Staubscheibe um alten Stern fotografiert

Scheiben aus Gas und Staub um alte Sterne ähneln ihren Gegenstücken bei jungen Sternen stärker als bislang angenommen. Das zeigen Beobachtungen eines internationalen Forscherteams mit dem Very Large Telescope Interferometer VLTI der Europäischen Südsternwarte ESO. Den Astronomen gelang es dank neuer Detektoren an dem Großteleskop erstmals, den inneren Rand einer solchen Staubscheibe direkt zu beobachten und so Informationen über ihre Beschaffenheit zu erhalten.

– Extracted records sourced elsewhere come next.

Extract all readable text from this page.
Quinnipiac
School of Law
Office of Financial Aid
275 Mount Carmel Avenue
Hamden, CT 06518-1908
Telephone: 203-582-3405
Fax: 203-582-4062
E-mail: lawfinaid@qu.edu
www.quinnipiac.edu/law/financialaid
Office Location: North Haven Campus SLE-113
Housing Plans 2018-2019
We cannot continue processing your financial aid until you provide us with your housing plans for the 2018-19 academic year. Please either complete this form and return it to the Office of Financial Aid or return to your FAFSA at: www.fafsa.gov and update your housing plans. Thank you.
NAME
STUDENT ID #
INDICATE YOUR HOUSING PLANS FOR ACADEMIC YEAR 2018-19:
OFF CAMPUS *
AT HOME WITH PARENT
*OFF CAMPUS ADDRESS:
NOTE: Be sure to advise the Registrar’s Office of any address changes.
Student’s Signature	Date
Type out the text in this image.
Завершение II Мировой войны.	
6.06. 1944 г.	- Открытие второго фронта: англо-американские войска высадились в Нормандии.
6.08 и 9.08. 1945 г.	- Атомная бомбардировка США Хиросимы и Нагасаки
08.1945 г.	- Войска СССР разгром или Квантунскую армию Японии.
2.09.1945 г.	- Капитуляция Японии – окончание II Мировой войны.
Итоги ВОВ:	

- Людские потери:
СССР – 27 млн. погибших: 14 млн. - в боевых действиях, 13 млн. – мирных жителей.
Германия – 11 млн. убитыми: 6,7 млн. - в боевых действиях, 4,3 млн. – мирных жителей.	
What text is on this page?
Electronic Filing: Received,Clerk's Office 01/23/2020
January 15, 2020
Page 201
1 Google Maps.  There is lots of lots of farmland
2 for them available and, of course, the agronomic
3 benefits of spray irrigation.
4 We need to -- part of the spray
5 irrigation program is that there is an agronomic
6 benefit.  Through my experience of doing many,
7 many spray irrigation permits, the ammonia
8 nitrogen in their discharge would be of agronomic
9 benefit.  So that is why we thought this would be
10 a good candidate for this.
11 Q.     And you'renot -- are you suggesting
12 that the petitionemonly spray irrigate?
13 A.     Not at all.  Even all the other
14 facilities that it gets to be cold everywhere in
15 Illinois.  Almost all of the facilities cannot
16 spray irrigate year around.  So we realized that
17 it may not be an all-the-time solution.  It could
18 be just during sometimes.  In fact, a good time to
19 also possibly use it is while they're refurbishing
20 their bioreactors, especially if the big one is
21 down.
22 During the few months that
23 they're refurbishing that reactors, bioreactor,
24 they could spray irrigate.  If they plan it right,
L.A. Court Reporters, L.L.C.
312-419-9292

Mit den neuen Instrumenten lasse sich künftig die Entwicklung solcher Scheiben – in denen möglicherweise eine zweite Generation von Planeten entsteht – verfolgen, so die Wissenschaftler im Fachblatt „Astronomy & Astrophysics“.

Himmelsaufnahme mit Inset, in dem eine ringförmige Struktur zu sehen ist.
Staubscheibe um IRAS 08544-4431

„Unsere Beobachtungen und Modellierungen öffnen ein neues Fenster sowohl für die Untersuchung der Physik dieser Scheiben, als auch für die Sternentwicklung in Doppelsternen“, sagt Hans Van Winckel vom Institut für Sternkunde in Löwen, Belgien. „Zum ersten Mal können wir die komplexe Wechselwirkung zwischen engen Doppelsystemen und ihrer staubigen Umgebung räumlich und zeitlich auflösen.“ Van Winckel und seine Kollegen haben mit dem VLTI den 4000 Lichtjahre entfernten Doppelstern IRAS 08544-4431 ins Visier genommen, der aus einem alten, aufgeblähten roten Riesenstern und einem normalen Stern besteht, die sich gegenseitig etwa im gleichen Abstand wie Erde und Sonne umkreisen.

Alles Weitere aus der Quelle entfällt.